I'll bet you the Defense Dept. didn't fore-see this when they developed the Internet.

By the way, Scott Henderson's blog is titled: The Dark Visitor, and a link to it is as follows:
www.thedarkvisitor.com

As an avid computer hobbyist I've considered this, and even worried about this possibility for years. The indications are there, and have been for a long time now that this was and will happen, but cyber-security was never a hot issue for Washington (i.e. It didn't bring in votes for those in power,) now we find ourselves much in the same predicament as we did in the late 30's, with America facing a long hard climb up the technology ladder to become equal to the rest of the world in those resources with a war looming on the horizon. Can we respond in time, can we come up with some sort of Cyber-Manhattan project to save the day? Only time will truly tell. In many ways the infrastructure of the defense of our nation may well be in place. We have hackers here in the US as they do In china, or whatever nation you wish to name. The question is will our hackers lie down and let the rest of the world run them over when attacks from outside our nation destroy the very infrastructure they use to "do their thing?" or will they respond back with a digital-age version of the golden rule. "Do unto them what they would do onto us, only do it first." I can only hope when the crisis begins these Americans find patriotism to step up and pight back, and defend their home.

Godspeed959

from taiyuan, shanxi

Totally Bushit

lnwolf41 as is usally the case, the US is bogged down in the 90's as far as new technology is concer. We are arrogant in our complancey of being ahead of everyone eles.
When in fact we are sadly behind the world in changing to newer, safer, better tech. One prime example is the "new"
3G phones being sold in the U.S.,they have been widely used in japan and other asian countries for years. The Apple store which everyone thinks is great,agan Japan has had this type of store for all of its electronics and computers long before Apple.
This is a good article, but why did we tell all those hackers in china that, "I SEE YOU". now they know were looking for them they have gone underground,and tthough maybe our military might be better protected I doubt that our public utilities will be improved. It's still 40 years out of date and I don't see it changing within the next 10 years and if it does it will still be behind the times.

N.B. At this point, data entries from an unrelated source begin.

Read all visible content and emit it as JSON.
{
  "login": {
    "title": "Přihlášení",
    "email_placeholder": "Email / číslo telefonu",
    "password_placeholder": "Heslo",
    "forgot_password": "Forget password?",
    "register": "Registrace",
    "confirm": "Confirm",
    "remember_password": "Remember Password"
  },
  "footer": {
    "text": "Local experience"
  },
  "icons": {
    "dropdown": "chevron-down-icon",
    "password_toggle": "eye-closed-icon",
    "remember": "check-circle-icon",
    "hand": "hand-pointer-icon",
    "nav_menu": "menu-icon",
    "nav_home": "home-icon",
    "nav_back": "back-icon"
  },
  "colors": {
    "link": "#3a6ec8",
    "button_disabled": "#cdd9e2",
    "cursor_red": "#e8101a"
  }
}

This may be basic training for us. If we can cope with it in a civil situation, we may be able to defend ourselves in a serious hostile situation.

Speaking as an amateur, maybe websites could be set to accept only 1 entry request per minute, or to identify the source before entering. (Your computer sends a number providing its ID, so that might be denied 2 entries in an hour.) And then there are those fuzzy numbers you have to copy to verify you're not a machine.

If it's important enough, and if it's possible, we have the talent to create the defenses we need.

Is it possible that in addition to alllowing this cyber-terrorism, that the Chinese government is actually teaching people that they should hack America?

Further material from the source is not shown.